School Board members approved the initiative 4-3, with detractors saying housing costs are already too high.
The Hillsborough County School Board, shown here at a Dec. 14, 2021, meeting, voted on Tuesday, April 19, 2022, to place a special property tax referendum on the August ballot.
The Hillsborough County School Board, shown here at a Dec. 14, 2021, meeting, voted on Tuesday, April 19, 2022, to place a special property tax referendum on the August ballot. [ DOUGLAS R. CLIFFORD | Times ]
Published Apr. 20

The Hillsborough County School Board narrowly agreed Tuesday to ask voters this summer for a new property tax.

If the measure gains approval in the Aug. 23 primary, property owners would pay $1 for every $1,000 in assessed value, joining 21 other Florida school districts that have looked to their communities to supplement state appropriations.

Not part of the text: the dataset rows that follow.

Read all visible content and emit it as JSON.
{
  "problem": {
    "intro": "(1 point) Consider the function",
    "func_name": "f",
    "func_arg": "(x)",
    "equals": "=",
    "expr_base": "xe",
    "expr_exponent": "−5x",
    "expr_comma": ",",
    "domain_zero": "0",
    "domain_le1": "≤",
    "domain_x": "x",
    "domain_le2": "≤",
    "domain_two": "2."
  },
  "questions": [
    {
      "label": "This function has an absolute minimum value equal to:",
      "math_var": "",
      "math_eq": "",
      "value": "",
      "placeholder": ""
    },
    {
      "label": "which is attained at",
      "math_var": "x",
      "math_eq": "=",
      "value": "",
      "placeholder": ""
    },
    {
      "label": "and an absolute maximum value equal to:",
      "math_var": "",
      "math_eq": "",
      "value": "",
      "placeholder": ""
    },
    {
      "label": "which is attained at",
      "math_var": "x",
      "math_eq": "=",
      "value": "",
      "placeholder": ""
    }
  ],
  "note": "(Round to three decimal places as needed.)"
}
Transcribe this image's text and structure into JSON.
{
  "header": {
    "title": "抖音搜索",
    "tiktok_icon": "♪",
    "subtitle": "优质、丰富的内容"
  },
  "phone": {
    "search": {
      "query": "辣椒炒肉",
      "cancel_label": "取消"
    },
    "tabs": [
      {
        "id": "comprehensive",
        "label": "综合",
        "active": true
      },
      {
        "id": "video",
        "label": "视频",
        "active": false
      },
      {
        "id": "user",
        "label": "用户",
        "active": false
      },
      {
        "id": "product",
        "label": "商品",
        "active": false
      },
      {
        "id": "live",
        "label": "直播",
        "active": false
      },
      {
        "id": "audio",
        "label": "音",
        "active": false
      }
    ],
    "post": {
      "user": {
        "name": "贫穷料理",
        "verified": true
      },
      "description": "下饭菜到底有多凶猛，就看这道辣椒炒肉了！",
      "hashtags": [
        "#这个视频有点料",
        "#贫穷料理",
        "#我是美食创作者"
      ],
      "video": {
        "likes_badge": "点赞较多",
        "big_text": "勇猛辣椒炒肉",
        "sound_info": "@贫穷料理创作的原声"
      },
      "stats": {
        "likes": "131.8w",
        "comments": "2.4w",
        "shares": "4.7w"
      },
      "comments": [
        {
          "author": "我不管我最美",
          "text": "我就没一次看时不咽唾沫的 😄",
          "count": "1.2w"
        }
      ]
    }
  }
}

Superintendent Addison Davis has estimated the tax would raise $126 million a year, of which $106 million would remain in the district and the rest would go to independently managed charter schools.

School superintendent Addison Davis
School superintendent Addison Davis [ DIRK SHADD | Times ]

Davis said the nationwide teaching shortage is the most compelling argument to put the question to taxpayers. “We have thousands of students who do not have stability with qualified teachers,” he said.

The referendum will come four years after a sales tax measure that passed with 56 percent of the vote. But that was before the pandemic, war in eastern Europe and, most significantly, double-digit increases in rents and home prices.

The campaign for the sales tax also benefited from specificity. School district leaders were able to pinpoint capital purchases — mostly for air conditioners — that would happen for every school. To win this year’s referendum, supporters will have to convince voters that the district can do a better job overall if it raises employee pay and expands instruction in the arts, electives and career education.

It also comes at a time of transition in the way the district handles money. After years of operational deficits that triggered stern warnings from the state education department, Davis and his chief financial officer say they have found a way to finish the year at break-even and perhaps a modest surplus.

Their formula, they said, combines tight controls on hiring with careful accounting to avoid draining the state-funded budget for expenses that could be paid with federal grants and capital funds. For example: $12 million in bonus pay for teachers at high-poverty schools can be charged to a federal COVID-19 relief fund.

But despite the progress they have made, Davis insisted the district must keep pace with Pinellas, Orange, Sarasota and other districts that benefit from similar taxes. In neighboring Pasco County, a motion to ask voters for the identical property tax increase passed unanimously on Tuesday.

Dissenting votes in Hillsborough came from Melissa Snively, Stacy Hahn and Karen Perez, each for slightly different reasons.

School Board member Melissa Snively
School Board member Melissa Snively [ DOUGLAS R. CLIFFORD | Times ]

Snively, who represents conservative East Hillsborough and has not yet said if she will run for reelection, said there is no appetite among her constituents for a tax hike. She also said Davis’ team has not gone far enough to prove it has resolved the district’s budgeting problems.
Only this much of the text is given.